As refinarias dos EUA estão lutando para absorver um aumento repentino nas importações de petróleo venezuelano

Por Mariana Faraga e Sharik Khan

HOUSTON/NOVA YORK (Reuters) – As refinarias da Costa do Golfo dos Estados Unidos têm lutado para absorver um forte salto nos embarques de petróleo venezuelano desde o principal acordo do mês passado entre Caracas e Washington, pressionando os preços e deixando alguns volumes não vendidos, de acordo com dados de traders e de transporte marítimo.

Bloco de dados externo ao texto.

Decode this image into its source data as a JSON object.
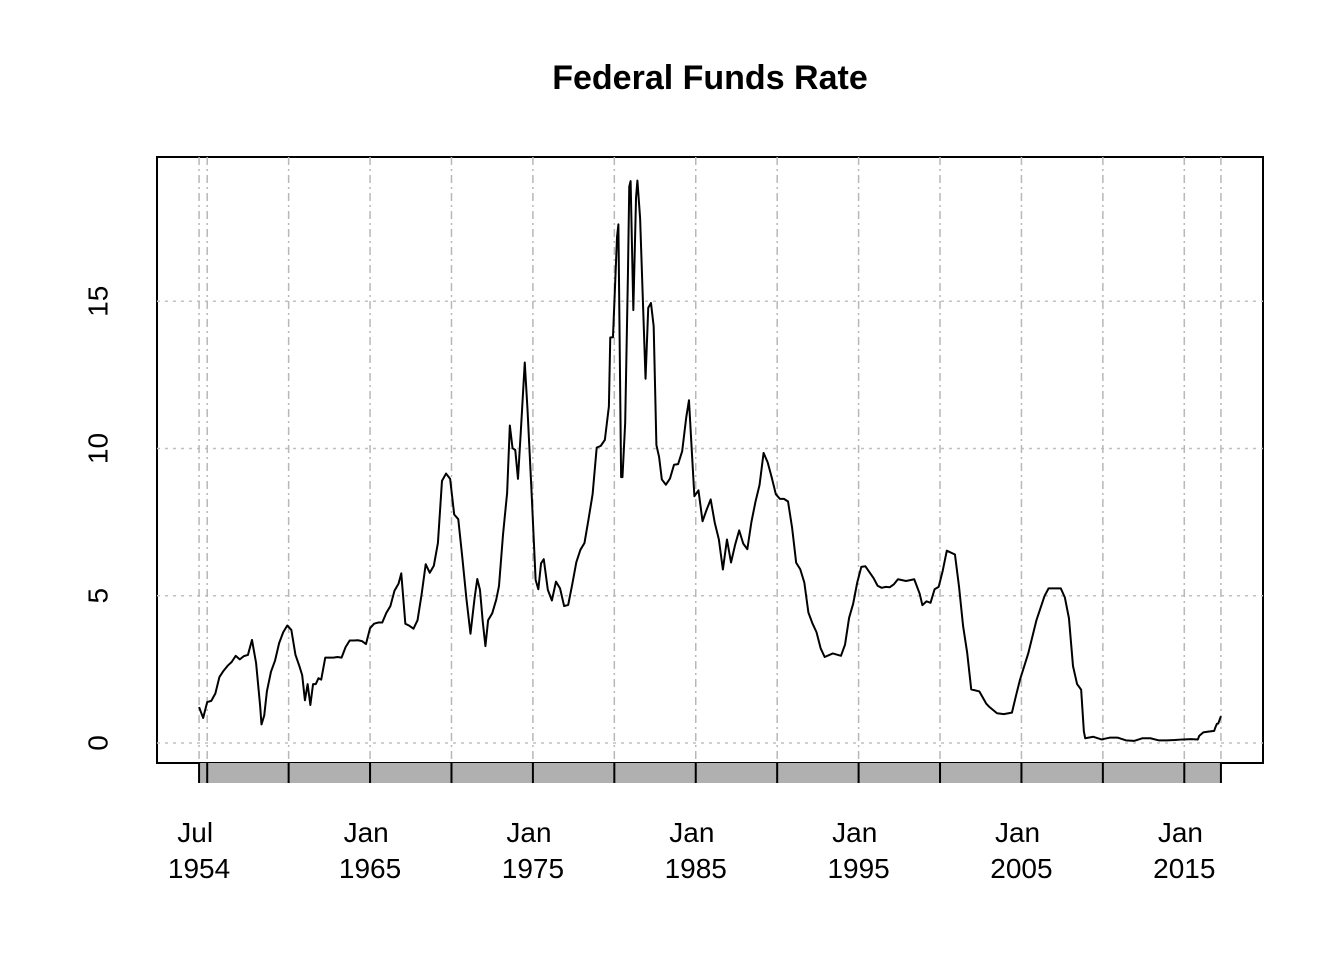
{
  "chart_data": {
    "type": "line",
    "title": "Federal Funds Rate",
    "x": [
      "1954-07",
      "1954-10",
      "1955-01",
      "1955-04",
      "1955-07",
      "1955-10",
      "1956-01",
      "1956-04",
      "1956-07",
      "1956-10",
      "1957-01",
      "1957-04",
      "1957-07",
      "1957-10",
      "1958-01",
      "1958-04",
      "1958-05",
      "1958-07",
      "1958-09",
      "1958-12",
      "1959-03",
      "1959-06",
      "1959-09",
      "1959-12",
      "1960-03",
      "1960-06",
      "1960-09",
      "1960-11",
      "1961-01",
      "1961-03",
      "1961-05",
      "1961-07",
      "1961-09",
      "1961-11",
      "1962-01",
      "1962-04",
      "1962-07",
      "1962-10",
      "1963-01",
      "1963-04",
      "1963-07",
      "1963-10",
      "1964-01",
      "1964-04",
      "1964-07",
      "1964-10",
      "1965-01",
      "1965-04",
      "1965-07",
      "1965-10",
      "1966-01",
      "1966-04",
      "1966-07",
      "1966-10",
      "1966-12",
      "1967-03",
      "1967-06",
      "1967-09",
      "1967-12",
      "1968-03",
      "1968-06",
      "1968-09",
      "1968-12",
      "1969-03",
      "1969-06",
      "1969-09",
      "1969-12",
      "1970-03",
      "1970-06",
      "1970-09",
      "1970-12",
      "1971-03",
      "1971-06",
      "1971-08",
      "1971-10",
      "1971-12",
      "1972-02",
      "1972-04",
      "1972-07",
      "1972-10",
      "1972-12",
      "1973-03",
      "1973-06",
      "1973-08",
      "1973-10",
      "1973-12",
      "1974-02",
      "1974-04",
      "1974-07",
      "1974-09",
      "1974-12",
      "1975-03",
      "1975-05",
      "1975-07",
      "1975-09",
      "1975-12",
      "1976-03",
      "1976-06",
      "1976-09",
      "1976-12",
      "1977-03",
      "1977-06",
      "1977-09",
      "1977-12",
      "1978-03",
      "1978-06",
      "1978-09",
      "1978-12",
      "1979-03",
      "1979-06",
      "1979-09",
      "1979-10",
      "1979-12",
      "1980-03",
      "1980-04",
      "1980-06",
      "1980-07",
      "1980-09",
      "1980-11",
      "1980-12",
      "1981-01",
      "1981-03",
      "1981-05",
      "1981-06",
      "1981-08",
      "1981-10",
      "1981-12",
      "1982-02",
      "1982-04",
      "1982-06",
      "1982-08",
      "1982-10",
      "1982-12",
      "1983-03",
      "1983-06",
      "1983-09",
      "1983-12",
      "1984-03",
      "1984-06",
      "1984-08",
      "1984-10",
      "1984-12",
      "1985-03",
      "1985-06",
      "1985-09",
      "1985-12",
      "1986-03",
      "1986-06",
      "1986-09",
      "1986-12",
      "1987-03",
      "1987-06",
      "1987-09",
      "1987-12",
      "1988-03",
      "1988-06",
      "1988-09",
      "1988-12",
      "1989-03",
      "1989-06",
      "1989-09",
      "1989-12",
      "1990-03",
      "1990-06",
      "1990-09",
      "1990-12",
      "1991-03",
      "1991-06",
      "1991-09",
      "1991-12",
      "1992-03",
      "1992-06",
      "1992-09",
      "1992-12",
      "1993-06",
      "1993-12",
      "1994-03",
      "1994-06",
      "1994-09",
      "1994-12",
      "1995-03",
      "1995-06",
      "1995-09",
      "1995-12",
      "1996-03",
      "1996-06",
      "1996-09",
      "1996-12",
      "1997-03",
      "1997-06",
      "1997-12",
      "1998-06",
      "1998-10",
      "1998-12",
      "1999-03",
      "1999-06",
      "1999-09",
      "1999-12",
      "2000-03",
      "2000-06",
      "2000-12",
      "2001-03",
      "2001-06",
      "2001-09",
      "2001-12",
      "2002-06",
      "2002-11",
      "2003-01",
      "2003-07",
      "2003-12",
      "2004-06",
      "2004-09",
      "2004-12",
      "2005-06",
      "2005-12",
      "2006-06",
      "2006-09",
      "2007-06",
      "2007-09",
      "2007-12",
      "2008-03",
      "2008-06",
      "2008-09",
      "2008-11",
      "2008-12",
      "2009-06",
      "2009-12",
      "2010-06",
      "2010-12",
      "2011-06",
      "2011-12",
      "2012-06",
      "2012-12",
      "2013-06",
      "2013-12",
      "2014-06",
      "2014-12",
      "2015-06",
      "2015-11",
      "2015-12",
      "2016-03",
      "2016-06",
      "2016-11",
      "2016-12",
      "2017-01",
      "2017-02",
      "2017-04"
    ],
    "series": [
      {
        "name": "Federal Funds Rate",
        "color": "#000000",
        "values": [
          1.22,
          0.85,
          1.39,
          1.43,
          1.68,
          2.24,
          2.45,
          2.62,
          2.75,
          2.96,
          2.84,
          2.95,
          2.99,
          3.5,
          2.72,
          1.26,
          0.63,
          0.93,
          1.76,
          2.42,
          2.8,
          3.39,
          3.76,
          3.99,
          3.84,
          3.0,
          2.6,
          2.3,
          1.45,
          2.0,
          1.29,
          2.0,
          2.0,
          2.2,
          2.15,
          2.9,
          2.9,
          2.9,
          2.92,
          2.9,
          3.26,
          3.48,
          3.48,
          3.49,
          3.46,
          3.36,
          3.9,
          4.05,
          4.09,
          4.09,
          4.42,
          4.65,
          5.17,
          5.41,
          5.76,
          4.05,
          3.98,
          3.88,
          4.17,
          5.05,
          6.07,
          5.78,
          6.02,
          6.79,
          8.9,
          9.15,
          8.97,
          7.76,
          7.6,
          6.29,
          4.9,
          3.71,
          4.91,
          5.57,
          5.2,
          4.14,
          3.29,
          4.17,
          4.4,
          4.87,
          5.33,
          7.09,
          8.49,
          10.78,
          10.01,
          9.95,
          8.97,
          10.51,
          12.92,
          11.34,
          8.53,
          5.54,
          5.22,
          6.1,
          6.24,
          5.2,
          4.84,
          5.48,
          5.25,
          4.65,
          4.69,
          5.39,
          6.14,
          6.56,
          6.79,
          7.6,
          8.45,
          10.03,
          10.09,
          10.29,
          11.43,
          13.77,
          13.78,
          17.19,
          17.61,
          9.03,
          9.03,
          10.87,
          15.85,
          18.9,
          19.08,
          14.7,
          18.52,
          19.1,
          17.82,
          15.08,
          12.37,
          14.78,
          14.94,
          14.15,
          10.12,
          9.71,
          8.95,
          8.77,
          8.98,
          9.45,
          9.47,
          9.91,
          11.06,
          11.64,
          9.99,
          8.38,
          8.58,
          7.53,
          7.92,
          8.27,
          7.48,
          6.92,
          5.89,
          6.91,
          6.13,
          6.73,
          7.22,
          6.77,
          6.58,
          7.5,
          8.19,
          8.76,
          9.85,
          9.53,
          9.01,
          8.45,
          8.29,
          8.29,
          8.2,
          7.31,
          6.12,
          5.9,
          5.45,
          4.43,
          4.06,
          3.76,
          3.22,
          2.92,
          3.04,
          2.96,
          3.34,
          4.25,
          4.73,
          5.45,
          5.98,
          6.0,
          5.8,
          5.6,
          5.34,
          5.27,
          5.3,
          5.29,
          5.39,
          5.56,
          5.5,
          5.56,
          5.07,
          4.68,
          4.81,
          4.76,
          5.22,
          5.3,
          5.85,
          6.53,
          6.4,
          5.31,
          3.97,
          3.07,
          1.82,
          1.75,
          1.34,
          1.24,
          1.01,
          0.98,
          1.03,
          1.61,
          2.16,
          3.04,
          4.16,
          4.99,
          5.25,
          5.25,
          4.94,
          4.24,
          2.61,
          2.0,
          1.81,
          0.39,
          0.16,
          0.21,
          0.12,
          0.18,
          0.18,
          0.09,
          0.07,
          0.16,
          0.16,
          0.09,
          0.09,
          0.1,
          0.12,
          0.13,
          0.12,
          0.24,
          0.36,
          0.38,
          0.41,
          0.54,
          0.65,
          0.66,
          0.91
        ]
      }
    ],
    "xlim": [
      "1951-12",
      "2019-11"
    ],
    "xticks": [
      {
        "value": "1954-07",
        "label": "Jul 1954"
      },
      {
        "value": "1965-01",
        "label": "Jan 1965"
      },
      {
        "value": "1975-01",
        "label": "Jan 1975"
      },
      {
        "value": "1985-01",
        "label": "Jan 1985"
      },
      {
        "value": "1995-01",
        "label": "Jan 1995"
      },
      {
        "value": "2005-01",
        "label": "Jan 2005"
      },
      {
        "value": "2015-01",
        "label": "Jan 2015"
      }
    ],
    "xminor_ticks": [
      "1955-01",
      "1960-01",
      "1970-01",
      "1980-01",
      "1990-01",
      "2000-01",
      "2010-01",
      "2017-04"
    ],
    "ylim": [
      -0.68,
      19.9
    ],
    "yticks": [
      0,
      5,
      10,
      15
    ],
    "grid": true
  }
}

A fraca demanda dos EUA é um revés inicial para as esperanças do presidente Donald Trump de enviar a maior parte do petróleo do país sul-americano para os Estados Unidos desde que as forças dos EUA capturaram o presidente venezuelano Nicolás Maduro no mês passado em um ataque em Caracas.

As casas comerciais Vitol e Trafigura receberam licenças dos EUA para comercializar e vender milhões de barris de petróleo venezuelano após a operação nos EUA e um subsequente acordo de fornecimento com o presidente interino Delsea Rodriguez.

As casas comerciais, que se juntaram à grande empresa de energia Chevron na aprovação para exportar petróleo venezuelano, fizeram alguns acordos iniciais para vender certas cargas a refinarias dos EUA e da Europa. No entanto, com a Chevron também a aumentar as exportações, as empresas comerciais estão agora a lutar para encontrar compradores suficientes entre as refinarias da Costa do Golfo, disseram os traders.

“Estamos todos lidando com esta questão em que há mais para colocar e poucos compradores”, disse um trader, observando a relutância das refinarias americanas em comprar petróleo venezuelano. Algumas refinarias queixam-se de que os preços, embora em queda, permanecem elevados em comparação com os produtos pesados ​​concorrentes no Canadá.

Cargas de petróleo pesado venezuelano para entrega na Costa do Golfo estão sendo oferecidas a um preço de cerca de US$ 9,50 por barril abaixo do valor de referência do Brent, em comparação com descontos entre US$ 6 e US$ 7,50 por barril em meados de janeiro.

No mês passado, as exportações totais de petróleo da Venezuela para os EUA quase triplicaram, para 284 mil barris por dia (bpd), segundo dados baseados nos movimentos dos petroleiros.

Os EUA absorveram cerca de 500.000 bpd de petróleo venezuelano antes de Washington impor sanções ao país em 2019. Mas as exportações para os EUA cairão para zero em meados de 2025 – depois de Trump ter revogado todas as licenças de comércio e transporte.

Levará algum tempo para que as refinarias dos EUA atinjam novamente a capacidade máxima, disse um trader, em parte porque algumas instalações exigirão ajustes para processar petróleo mais pesado.

O CEO da Refinaria Phillips 66, Mark Lashire, disse na terça-feira que a empresa poderia processar cerca de 250.000 bpd de petróleo venezuelano, mas os preços devem ser competitivos para que os tipos venezuelanos possam substituir outras fontes de petróleo pesado.

A Chevron e a Trafigora não quiseram comentar. As petrolíferas estatais venezuelanas PDVSA e Vitol não responderam aos pedidos de comentários.